Author: Bruce Jenkins  Date Posted:13 January 2023 

BETWEEN STOREYS

The dictionary defines the word mezzanine as 'a low storey between two others in a building, typically between the ground and first floors.' Massive Attack’s third album, Mezzanine, was released in April 1998 and captures some of the edgy uncertainty of being caught between epochs. Twentieth century ground lies somewhere below, shrouded in disappointment and photochemical smog. The new millennium beckons from above, but it’s dark there. Claustrophobic and threatening.

So it is with Mezzanine, an album with roots in the fag end of the 20th C and tugging at the guy ropes of the trip-hop movement Massive Attack themselves helped create. Underpinned by echoing dub textures and propelled by the skittering rhythms of the mid-to-late 90s club scene, this is a sullen, sometimes menacing album that still manages to be deeply (and darkly) seductive.

The sound stage is huge; a shadowy cinematic vastness that arrives as the curtain rises on the unsettling 'Angel'. Guitars slash across a stormy sky while guest vocalist Horace Andy’s voice floats on purple thunderclouds. It is an arresting beginning that continues to build the intensity throughout an extraordinary run of four tracks.

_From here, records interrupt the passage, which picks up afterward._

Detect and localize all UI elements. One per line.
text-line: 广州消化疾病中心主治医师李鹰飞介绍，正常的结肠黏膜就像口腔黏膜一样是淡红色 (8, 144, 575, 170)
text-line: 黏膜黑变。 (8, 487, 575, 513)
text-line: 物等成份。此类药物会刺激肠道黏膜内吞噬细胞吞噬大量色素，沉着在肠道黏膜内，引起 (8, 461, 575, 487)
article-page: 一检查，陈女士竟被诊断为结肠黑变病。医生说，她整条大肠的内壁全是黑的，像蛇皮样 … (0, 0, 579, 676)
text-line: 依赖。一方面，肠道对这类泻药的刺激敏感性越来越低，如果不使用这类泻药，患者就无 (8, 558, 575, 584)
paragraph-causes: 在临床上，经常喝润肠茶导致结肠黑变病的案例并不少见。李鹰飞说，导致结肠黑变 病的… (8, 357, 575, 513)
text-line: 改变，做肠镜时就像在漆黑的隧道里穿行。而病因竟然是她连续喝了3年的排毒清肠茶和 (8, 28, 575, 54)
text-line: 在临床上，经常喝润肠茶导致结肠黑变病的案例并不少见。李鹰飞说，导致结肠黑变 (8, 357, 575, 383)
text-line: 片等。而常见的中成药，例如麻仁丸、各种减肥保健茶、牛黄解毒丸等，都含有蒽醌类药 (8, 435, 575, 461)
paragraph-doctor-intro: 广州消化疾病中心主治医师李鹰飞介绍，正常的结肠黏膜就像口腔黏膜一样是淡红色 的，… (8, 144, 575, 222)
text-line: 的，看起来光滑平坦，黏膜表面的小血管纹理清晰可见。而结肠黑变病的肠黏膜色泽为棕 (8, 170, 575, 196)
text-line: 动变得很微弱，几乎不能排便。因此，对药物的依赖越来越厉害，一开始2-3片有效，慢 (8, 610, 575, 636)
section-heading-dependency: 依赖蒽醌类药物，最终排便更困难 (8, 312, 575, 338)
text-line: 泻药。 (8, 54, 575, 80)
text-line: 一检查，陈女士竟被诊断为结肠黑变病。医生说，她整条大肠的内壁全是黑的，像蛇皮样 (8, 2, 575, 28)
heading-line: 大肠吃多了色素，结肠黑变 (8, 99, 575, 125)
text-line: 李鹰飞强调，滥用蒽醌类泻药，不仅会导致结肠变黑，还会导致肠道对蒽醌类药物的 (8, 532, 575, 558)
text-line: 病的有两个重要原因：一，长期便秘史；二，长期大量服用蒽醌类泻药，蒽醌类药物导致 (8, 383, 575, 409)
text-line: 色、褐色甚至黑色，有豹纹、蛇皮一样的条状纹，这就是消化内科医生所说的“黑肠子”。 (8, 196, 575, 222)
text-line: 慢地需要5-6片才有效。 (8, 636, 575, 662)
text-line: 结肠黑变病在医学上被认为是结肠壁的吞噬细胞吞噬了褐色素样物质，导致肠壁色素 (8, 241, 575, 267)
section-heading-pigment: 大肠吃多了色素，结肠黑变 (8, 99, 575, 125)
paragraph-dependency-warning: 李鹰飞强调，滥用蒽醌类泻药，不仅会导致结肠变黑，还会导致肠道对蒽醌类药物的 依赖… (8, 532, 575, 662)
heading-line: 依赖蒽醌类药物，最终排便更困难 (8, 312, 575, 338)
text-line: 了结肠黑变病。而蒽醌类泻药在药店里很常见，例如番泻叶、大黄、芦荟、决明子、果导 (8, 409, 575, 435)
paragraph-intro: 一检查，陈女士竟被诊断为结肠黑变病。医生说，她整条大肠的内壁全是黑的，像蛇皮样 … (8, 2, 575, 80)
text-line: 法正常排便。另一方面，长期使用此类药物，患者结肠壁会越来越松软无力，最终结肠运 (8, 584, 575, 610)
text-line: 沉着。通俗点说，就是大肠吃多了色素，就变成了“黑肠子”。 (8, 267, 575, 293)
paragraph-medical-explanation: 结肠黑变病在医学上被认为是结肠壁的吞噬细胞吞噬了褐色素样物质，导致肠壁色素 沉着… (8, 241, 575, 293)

Alien seagulls usher in 'Risingson', almost an industrial/trip-hop hybrid; the spoken quote from a sixties folk song sounding ominous rather than uplifting. But there is lift, much of it coming from the guest vocals of ethereal singer Elizabeth Fraser (Cocteau Twins). Her appearance on 'Tear Drop' is sublime, inviting us to embrace this strange dystopian world rather than flee. The opening salvo finishes with 'Inertia Creeps', featuring the work of Massive Attack trio Andrew Vowles, Grant Marshall, and Robert Del Nanja. As songs about sex go, this is not one to inspire joyous coupling. Exploring how intimacy dies as a relationship fails, it is intense, sad, and more than a little depressing.

Those opening four tracks were all released as singles, with 'Tear Drop' performing the best in the charts. But there is much to enjoy in the rest of the album too. In fact, the very next track, 'Exchange', has some terrific analogue synth lines courtesy of electronic music pioneer Mort Garsen. Its languid pace and drugged-out electronica vibe provides some welcome breathing space.

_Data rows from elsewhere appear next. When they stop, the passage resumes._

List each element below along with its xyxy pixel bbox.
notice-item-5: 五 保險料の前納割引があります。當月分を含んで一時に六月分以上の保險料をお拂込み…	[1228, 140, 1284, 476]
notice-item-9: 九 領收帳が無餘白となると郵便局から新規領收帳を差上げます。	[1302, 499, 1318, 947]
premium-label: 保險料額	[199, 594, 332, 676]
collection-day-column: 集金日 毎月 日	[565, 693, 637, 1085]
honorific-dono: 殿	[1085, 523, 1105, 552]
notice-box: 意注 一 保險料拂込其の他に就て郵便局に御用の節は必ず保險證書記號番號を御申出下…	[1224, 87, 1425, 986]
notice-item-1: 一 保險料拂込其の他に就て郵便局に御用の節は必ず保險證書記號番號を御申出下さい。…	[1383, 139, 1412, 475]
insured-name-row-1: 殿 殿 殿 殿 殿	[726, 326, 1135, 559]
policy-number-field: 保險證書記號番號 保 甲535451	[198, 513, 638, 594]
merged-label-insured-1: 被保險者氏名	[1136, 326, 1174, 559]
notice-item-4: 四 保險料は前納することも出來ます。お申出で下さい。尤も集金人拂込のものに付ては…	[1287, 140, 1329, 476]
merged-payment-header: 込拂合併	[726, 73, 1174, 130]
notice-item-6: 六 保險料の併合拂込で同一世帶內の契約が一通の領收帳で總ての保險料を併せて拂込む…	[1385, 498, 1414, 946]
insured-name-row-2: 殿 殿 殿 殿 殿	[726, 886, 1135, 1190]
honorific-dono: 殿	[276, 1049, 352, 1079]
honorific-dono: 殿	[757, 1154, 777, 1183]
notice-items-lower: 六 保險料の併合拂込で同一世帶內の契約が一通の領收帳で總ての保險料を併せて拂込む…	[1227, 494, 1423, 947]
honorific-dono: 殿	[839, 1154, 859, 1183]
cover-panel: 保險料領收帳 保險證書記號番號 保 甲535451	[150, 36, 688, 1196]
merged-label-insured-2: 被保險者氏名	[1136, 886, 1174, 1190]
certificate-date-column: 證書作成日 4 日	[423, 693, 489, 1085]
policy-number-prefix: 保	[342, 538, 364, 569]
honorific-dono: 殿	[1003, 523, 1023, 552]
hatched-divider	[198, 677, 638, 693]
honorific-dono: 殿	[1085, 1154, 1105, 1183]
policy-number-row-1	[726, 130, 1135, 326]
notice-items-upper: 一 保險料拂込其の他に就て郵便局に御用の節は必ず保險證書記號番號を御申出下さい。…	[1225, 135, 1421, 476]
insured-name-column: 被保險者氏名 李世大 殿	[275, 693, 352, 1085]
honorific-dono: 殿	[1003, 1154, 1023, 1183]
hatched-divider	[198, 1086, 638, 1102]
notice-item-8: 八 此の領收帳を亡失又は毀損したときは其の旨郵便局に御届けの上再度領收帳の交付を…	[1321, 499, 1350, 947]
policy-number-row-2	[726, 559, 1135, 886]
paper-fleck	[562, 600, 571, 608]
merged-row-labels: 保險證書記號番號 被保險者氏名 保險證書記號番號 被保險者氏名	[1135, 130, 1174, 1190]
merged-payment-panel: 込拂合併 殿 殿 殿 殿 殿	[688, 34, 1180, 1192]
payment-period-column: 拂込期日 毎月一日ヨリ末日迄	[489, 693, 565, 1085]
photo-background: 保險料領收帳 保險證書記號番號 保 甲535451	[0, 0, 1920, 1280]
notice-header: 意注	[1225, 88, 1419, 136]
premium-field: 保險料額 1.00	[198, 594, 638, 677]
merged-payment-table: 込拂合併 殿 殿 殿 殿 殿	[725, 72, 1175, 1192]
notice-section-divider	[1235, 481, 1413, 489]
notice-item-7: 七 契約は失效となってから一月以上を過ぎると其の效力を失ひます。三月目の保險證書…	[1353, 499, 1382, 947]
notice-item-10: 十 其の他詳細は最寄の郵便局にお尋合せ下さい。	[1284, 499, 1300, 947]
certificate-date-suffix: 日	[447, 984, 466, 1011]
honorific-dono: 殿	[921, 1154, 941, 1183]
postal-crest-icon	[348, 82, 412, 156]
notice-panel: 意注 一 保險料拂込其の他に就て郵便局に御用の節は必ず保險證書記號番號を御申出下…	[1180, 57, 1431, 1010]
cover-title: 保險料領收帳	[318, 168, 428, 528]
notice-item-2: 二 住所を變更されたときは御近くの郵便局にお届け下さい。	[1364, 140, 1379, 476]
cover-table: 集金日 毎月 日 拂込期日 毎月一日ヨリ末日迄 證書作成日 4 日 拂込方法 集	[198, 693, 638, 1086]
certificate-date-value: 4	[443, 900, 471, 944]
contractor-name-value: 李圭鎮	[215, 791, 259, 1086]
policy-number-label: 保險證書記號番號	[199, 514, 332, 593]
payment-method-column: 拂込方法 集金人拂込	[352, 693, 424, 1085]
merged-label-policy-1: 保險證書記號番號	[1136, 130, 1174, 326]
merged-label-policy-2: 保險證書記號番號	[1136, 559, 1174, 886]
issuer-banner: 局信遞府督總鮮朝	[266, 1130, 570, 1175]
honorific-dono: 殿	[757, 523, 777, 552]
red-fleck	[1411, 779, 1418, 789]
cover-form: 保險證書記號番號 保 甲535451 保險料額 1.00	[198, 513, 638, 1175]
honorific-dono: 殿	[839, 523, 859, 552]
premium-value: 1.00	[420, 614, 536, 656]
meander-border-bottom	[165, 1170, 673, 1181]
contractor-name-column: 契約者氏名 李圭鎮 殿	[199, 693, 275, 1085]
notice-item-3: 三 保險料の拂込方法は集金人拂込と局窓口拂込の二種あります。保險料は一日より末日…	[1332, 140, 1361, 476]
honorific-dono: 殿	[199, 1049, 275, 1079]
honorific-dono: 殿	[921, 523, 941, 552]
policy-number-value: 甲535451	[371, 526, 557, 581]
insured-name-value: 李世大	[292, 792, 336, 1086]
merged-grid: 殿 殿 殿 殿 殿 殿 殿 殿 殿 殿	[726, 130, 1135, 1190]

Other highlights are provided by the return of the guest vocalists; Horace Andy on 'Man Next Door' (also containing a sample of The Cure) and Elizabeth Fraser on 'Black Milk'. The former relates the experience of hearing domestic violence from a neighbour’s apartment and is a lament delivered delicately yet powerfully by Andy. 'Black Milk' has a mid-tempo groove and an abstract, disturbing Fraser lyric, but as with so much of her music, it is the soaring voice that holds our focus like a wavering yet beguiling beacon.

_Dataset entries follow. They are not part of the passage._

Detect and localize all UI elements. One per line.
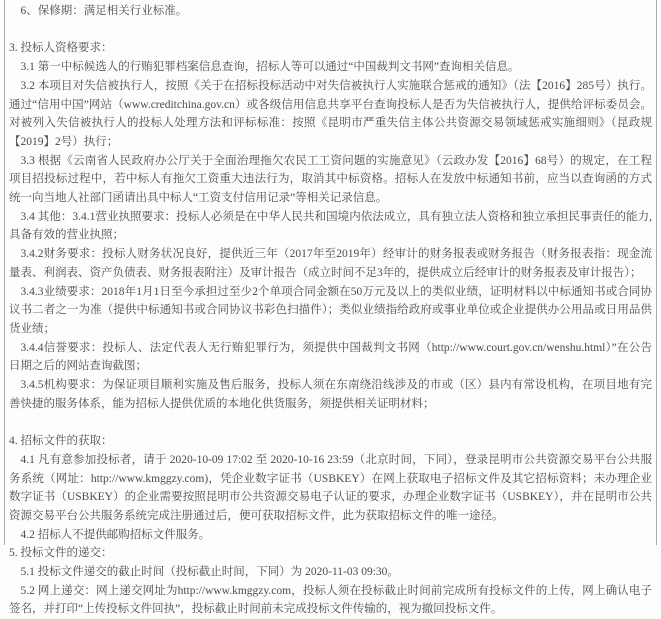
clause-3-4-4: 3.4.4信誉要求：投标人、法定代表人无行贿犯罪行为，须提供中国裁判文书网（ht…	[9, 339, 652, 376]
clause-3-4-5: 3.4.5机构要求：为保证项目顺利实施及售后服务，投标人须在东南绕沿线涉及的市或…	[9, 376, 652, 413]
clause-3-4: 3.4 其他：3.4.1营业执照要求：投标人必须是在中华人民共和国境内依法成立，…	[9, 208, 652, 245]
clause-3-4-2: 3.4.2财务要求：投标人财务状况良好，提供近三年（2017年至2019年）经审…	[9, 245, 652, 282]
clause-4-2: 4.2 招标人不提供邮购招标文件服务。	[9, 526, 652, 545]
clause-3-2: 3.2 本项目对失信被执行人，按照《关于在招标投标活动中对失信被执行人实施联合惩…	[9, 77, 652, 152]
clause-3-1: 3.1 第一中标候选人的行贿犯罪档案信息查询，招标人等可以通过“中国裁判文书网”…	[9, 58, 652, 77]
section-3-heading: 3. 投标人资格要求：	[9, 39, 652, 58]
clause-3-3: 3.3 根据《云南省人民政府办公厅关于全面治理拖欠农民工工资问题的实施意见》（云…	[9, 152, 652, 208]
clause-3-4-3: 3.4.3业绩要求：2018年1月1日至今承担过至少2个单项合同金额在50万元及…	[9, 283, 652, 339]
clause-warranty-6: 6、保修期：满足相关行业标准。	[9, 2, 652, 21]
section-4-heading: 4. 招标文件的获取：	[9, 432, 652, 451]
clause-4-1: 4.1 凡有意参加投标者，请于 2020-10-09 17:02 至 2020-…	[9, 451, 652, 526]
tender-notice-page: 6、保修期：满足相关行业标准。 3. 投标人资格要求： 3.1 第一中标候选人的…	[4, 0, 657, 545]
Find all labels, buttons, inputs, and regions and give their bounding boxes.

Mezzanine topped the album charts in Australia, the UK, and several other countries. Many consider it the pinnacle of Massive Attack’s creativity. This is a choice album to sample Bristol’s finest; the sound is exceptional and the intensity electric. The come-down feel will pull some into its dark web while the moments that soar seem to show how even in melancholy and despair, hope rises and light enters. We might not have elevated ourselves to the next level, but we’ve left the ground floor.